I got called fat this week. I was having a deep conversation with a friend, and I opened up about some insecurities I used to have about my body. I mentioned to her how I’ve never been super skinny and when I first started health coaching, I was worried people weren’t going to take me seriously since the whole “skinny=healthy” thing is stuck in our minds.
As our conversation started unfolding, she mentioned how someone had once told her that I must be a bad food coach because I am not skinny enough.
At first I wasn't surprised by this response, as I had been telling myself that for years, but this is the first time I really heard it from someone other than me. It’s kind of a tough pill to swallow.
My mind started racing and I thought, “Wait, am I a bad coach? No, they're just insecure. Should I get really skinny and prove to the world that I can do it?”
Part of me laughed about it and the other part of me was almost in tears over hearing this.
The fact is — I am not skinny.
The truth is — I once struggled with an eating disorder. Usually after I emotionally binged on something to mask the insecurities I was feeling about my weight and my body, I would induce a panic attack so I could throw up in the bathroom.

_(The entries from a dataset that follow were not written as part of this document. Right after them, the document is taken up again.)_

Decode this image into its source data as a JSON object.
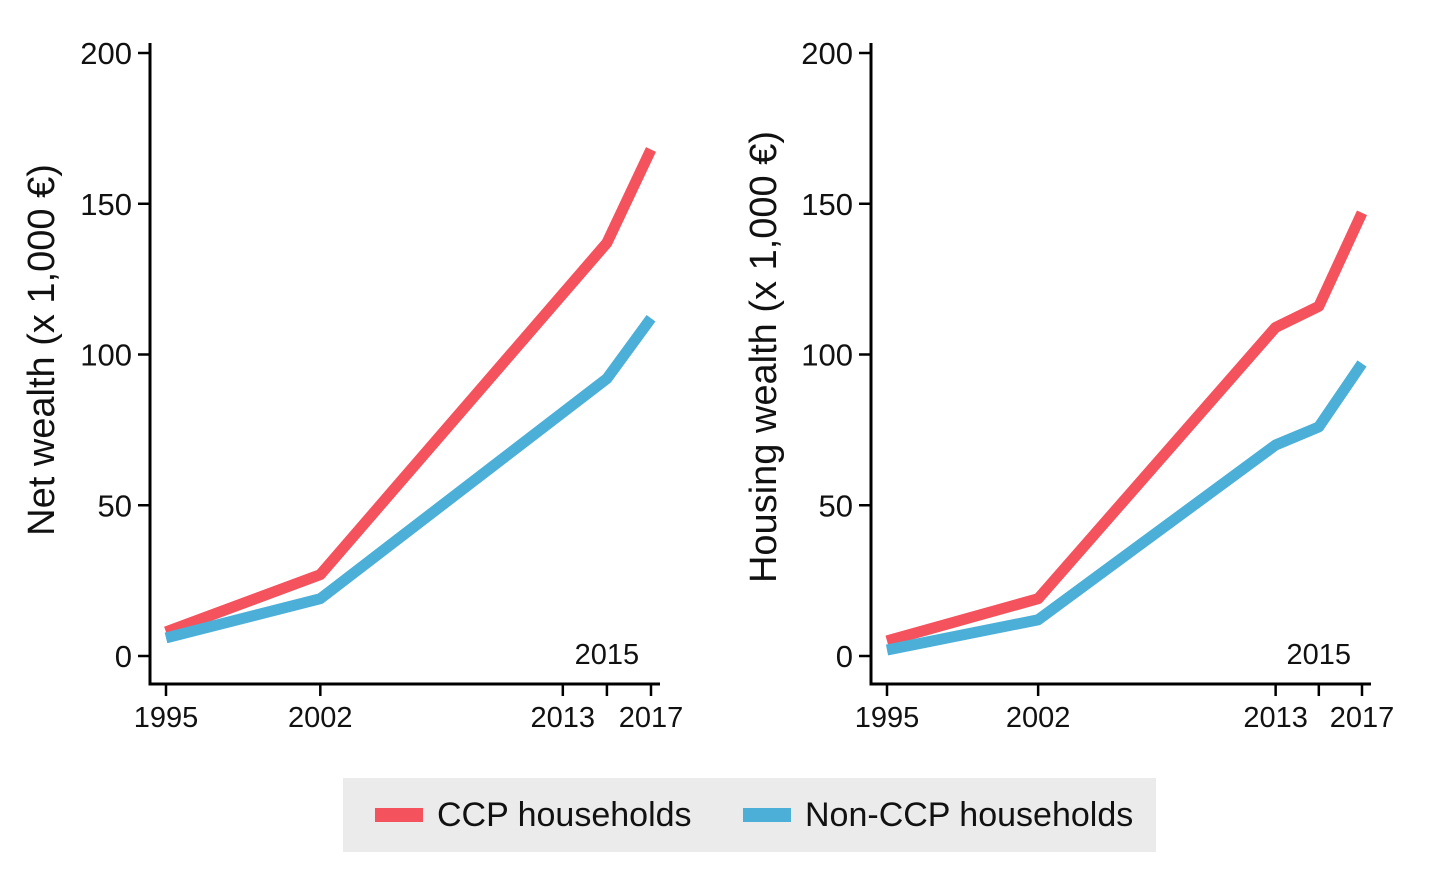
{
  "chart_data": [
    {
      "type": "line",
      "ylabel": "Net wealth (x 1,000 €)",
      "xlabel": "",
      "ylim": [
        0,
        200
      ],
      "yticks": [
        0,
        50,
        100,
        150,
        200
      ],
      "xticks": [
        "1995",
        "2002",
        "2013",
        "2017"
      ],
      "x_annotation": "2015",
      "x": [
        1995,
        2002,
        2015,
        2017
      ],
      "series": [
        {
          "name": "CCP households",
          "color": "#f4525c",
          "values": [
            8,
            27,
            137,
            168
          ]
        },
        {
          "name": "Non-CCP households",
          "color": "#4bafd8",
          "values": [
            6,
            19,
            92,
            112
          ]
        }
      ]
    },
    {
      "type": "line",
      "ylabel": "Housing wealth (x 1,000 €)",
      "xlabel": "",
      "ylim": [
        0,
        200
      ],
      "yticks": [
        0,
        50,
        100,
        150,
        200
      ],
      "xticks": [
        "1995",
        "2002",
        "2013",
        "2017"
      ],
      "x_annotation": "2015",
      "x": [
        1995,
        2002,
        2013,
        2015,
        2017
      ],
      "series": [
        {
          "name": "CCP households",
          "color": "#f4525c",
          "values": [
            5,
            19,
            109,
            116,
            147
          ]
        },
        {
          "name": "Non-CCP households",
          "color": "#4bafd8",
          "values": [
            2,
            12,
            70,
            76,
            97
          ]
        }
      ]
    }
  ],
  "legend": {
    "items": [
      {
        "label": "CCP households",
        "color": "#f4525c"
      },
      {
        "label": "Non-CCP households",
        "color": "#4bafd8"
      }
    ]
  }
}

I was paralyzed and dictated by the road society paved for me: you have to be skinny in order to be beautiful and wanted. Because of this, my inner mean girl kept saying the same thing over and over again: “If you aren’t skinny, you're worthless.”
For many others, the voice can also show up and say things like:
If you don’t have a six-pack, you aren’t trying hard enough.
If you're too skinny, you're anorexic and sick.
If you're too white, you are pasty.
… and the list seriously goes on and on and on.
In all of this, we spend so much time checking in with the outside world, we forget to check in with ourselves. We care about others thoughts and insecurities, that we put our own aside. We let others define us.
And the moment we let others define us is the moment we lose ourselves.
I will admit it, I lost myself for a while. Dieting for days on end. Obsessively worrying about the number on a scale. Insecure in my being. Ashamed of going out in public. Suffering from social anxiety. Uncomfortable in all of my clothes. And constantly comparing myself to everyone around me. (Wait, are they skinnier than me?)
My body once again became a mere puppet doll that someone else was directing, telling me how to move, what to say and how to act.
Let’s start cutting off the strings and performing our own show for once. Here are ways to cut the ties and be more of who you are:
1. Throw out the scale.
Seriously. Throw it out. Smash it. It does not define you. Stop relying on a number to tell you that you're worthy, beautiful, fit enough, good enough, brave enough or perfect enough. You are enough, just the way you are.
2. Quit comparing yourself to friends, family, celebrities, and strangers you don’t even know.
Comparison kills, literally. Get off Facebook for a day if you find yourself scrolling and comparing. Get outside. Connect with nature. Embrace the qualities that you love about you. Be around people who uplift you. Do more of what you love.
3. Recognize the BS!
Seriously, everyone deals with this crap. I'm no different. We all think these thoughts. We all have those moments. I don’t care if you're Gandhi, Mother Teresa or the next big guru in health and wellness — these insecurities creep in from time to time.
We're in this together. And we need to collectively start changing our views when it comes to health and beauty. We need to pave a new road of norms and quit following the broken, shallow and empty path we’ve been continuously led down. Practice lifting other women up. Check your words. Say nice things. Be kind.